Incorrect, because you would use this when running the retry command only.

Well, it did not occur to me that you could actually use that option after the failure. However, I think that a more controllable tool to run handlers selectively could be more powerful for recovering from unexpected deployment failures. For example, have ansible generate a file with a list of notified but not executed handlers, which you can edit as you want and then pass it to a ‘–handlers-file’ option, in a similar fashion to how limit files work for limiting hosts.

I wouldn’t want the system to generate two seperate files, but it could generate a new system for retries.

We can think about this.

I like the idea of having a powerful “–retry @retryfile” option with sensible defaults. The retry file could be as simple as a yaml file like the following: The “hosts” list would be auto-generated with the hosts that have failed, but it will be possible to remove/add some hosts, as well as use a host selection pattern instead of a list. The “start_at” would be auto-set to the task that has failed, since usually you don’t want to retry from the beginning. But could be removed to retry from the beginning or changed to another task before or after the task that failed. The last option (to retry starting after the failed task) could become useful in case you think that the failure is not that important and you don’t want to spend time fixing it at the time of the occurrence, but want a quick workaround by bypassing it at first and fixing it later. The “notify” directive would force the notification of the handlers in the list. This list would initially be auto-generated with handlers that had already been notified before the failure. The ansible user will have the option to manipulate the list according to what he thinks is best for recovering from the failure. He could remove some items from the list or remove the whole list. He could even add any extra handlers he thinks that are necessary. The “tags” directive would be auto-set to “all” to retry tasks whatever their tags may be, but could also be restricted by passing a list with specific tags. To make it even more powerful, the retry file could even support “pre_tasks” and “post_tasks” lists of one-time, ad-hoc tasks that the ansible user could quickly write to quickly work around unpredicted problems caused from an unexpected failure, before making a proper fix in his playbooks. What do you think?

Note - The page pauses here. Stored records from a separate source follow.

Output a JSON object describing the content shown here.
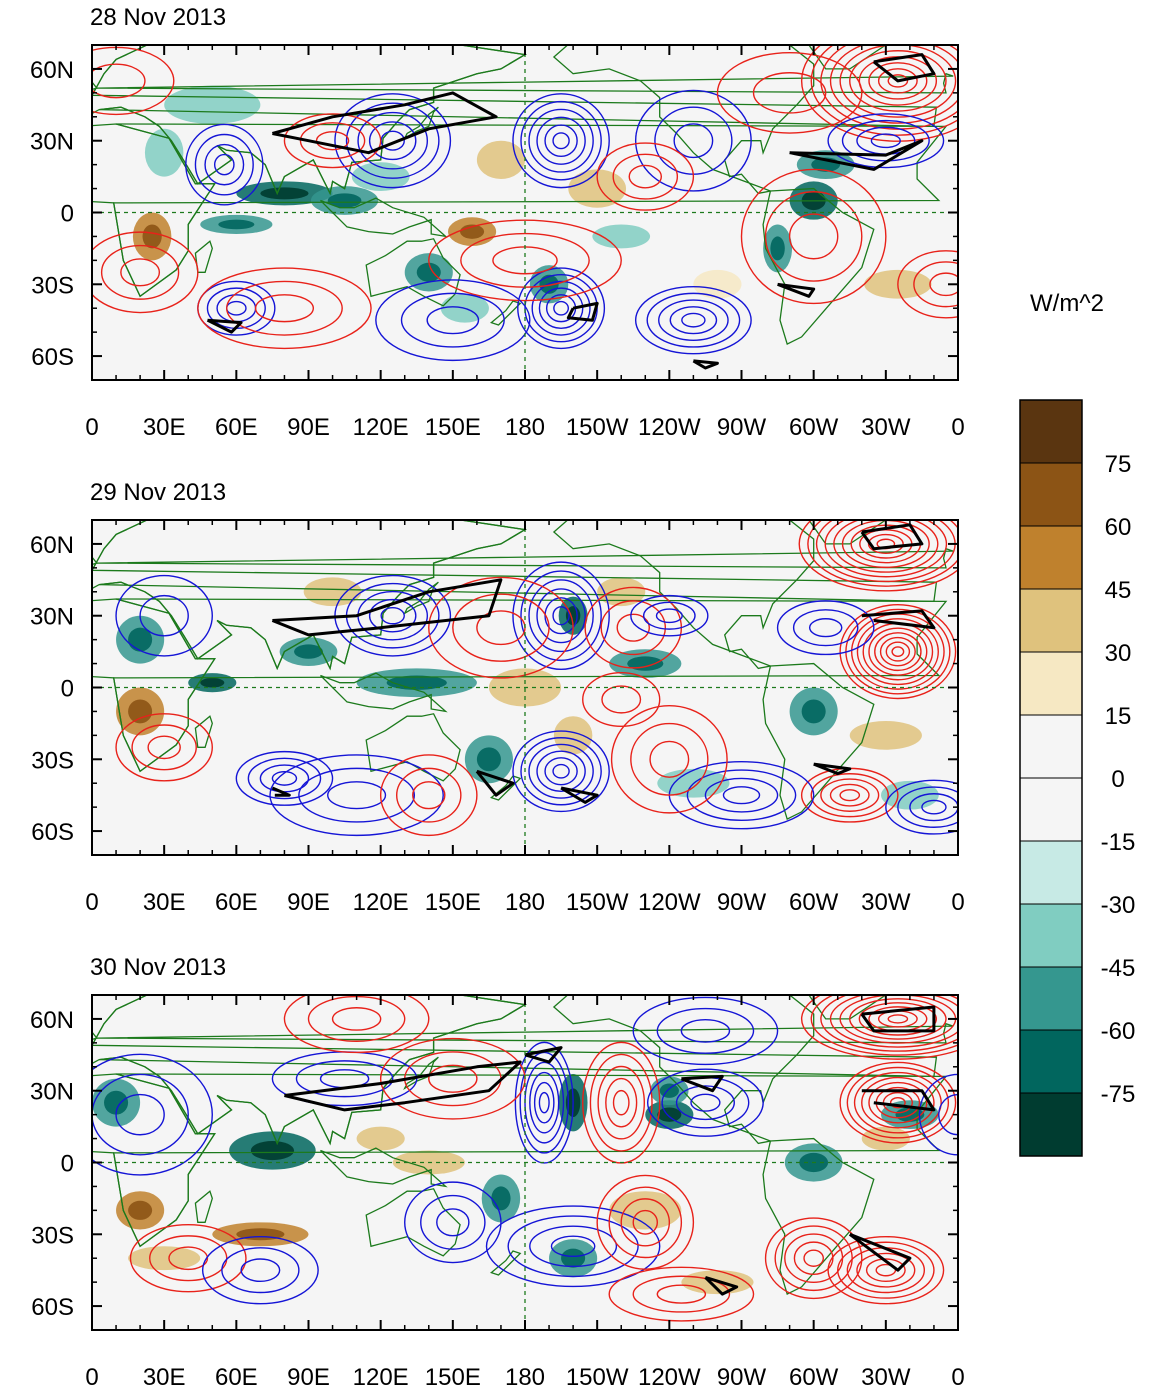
{
  "panels": [
    {
      "title": "28 Nov 2013"
    },
    {
      "title": "29 Nov 2013"
    },
    {
      "title": "30 Nov 2013"
    }
  ],
  "axes": {
    "lat_labels": [
      "60N",
      "30N",
      "0",
      "30S",
      "60S"
    ],
    "lon_labels": [
      "0",
      "30E",
      "60E",
      "90E",
      "120E",
      "150E",
      "180",
      "150W",
      "120W",
      "90W",
      "60W",
      "30W",
      "0"
    ]
  },
  "colorbar": {
    "unit": "W/m^2",
    "labels": [
      "75",
      "60",
      "45",
      "30",
      "15",
      "0",
      "-15",
      "-30",
      "-45",
      "-60",
      "-75"
    ],
    "colors": [
      "#5a3510",
      "#8c5415",
      "#bf812d",
      "#dfc27d",
      "#f6e8c3",
      "#f5f5f5",
      "#f5f5f5",
      "#c7eae5",
      "#80cdc1",
      "#35978f",
      "#01665e",
      "#003c30"
    ]
  },
  "colors": {
    "positive_contour": "#e8221a",
    "negative_contour": "#1515d6",
    "coastline": "#1c7a1c",
    "thick_contour": "#000000"
  }
}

I don’t think a start-at is reasonable because different tasks may fail at different points on different hosts.

It should only contain (for now) the list of tasks and handlers to force, and should rely on the playbook to do the right thing when re-run.

“list of tasks and handlers” => “list of failed hosts and handlers”.

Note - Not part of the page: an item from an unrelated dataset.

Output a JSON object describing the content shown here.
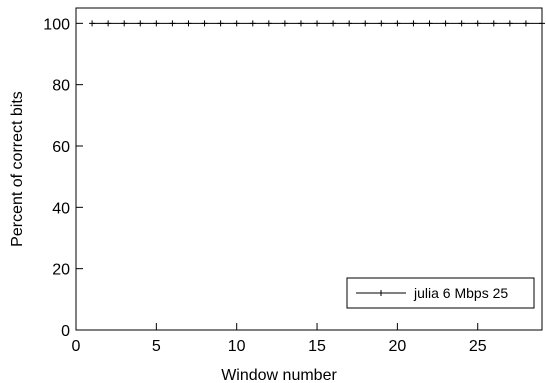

This scenario could be easily handled by producing a separate retry file for each failed task. Each file would have a ‘start_at’ directive preset to the failed task and a ‘hosts’ list with the hosts that failed on this task. Also the ‘–retry’ would support passing multiple retry files.

"This scenario could be easily handled by producing a separate retry file for each failed task. "

I’m not a fan of this, it would generate too many retry files.

Then another solution would be to have a single file with a separate yaml section for each failed task, like it is with multiple plays in one playbook.

We’re not going to do that.

But I am open to a new retry file that lists handlers that didn’t succeed.

We need to attack other things int he queue before researching this though.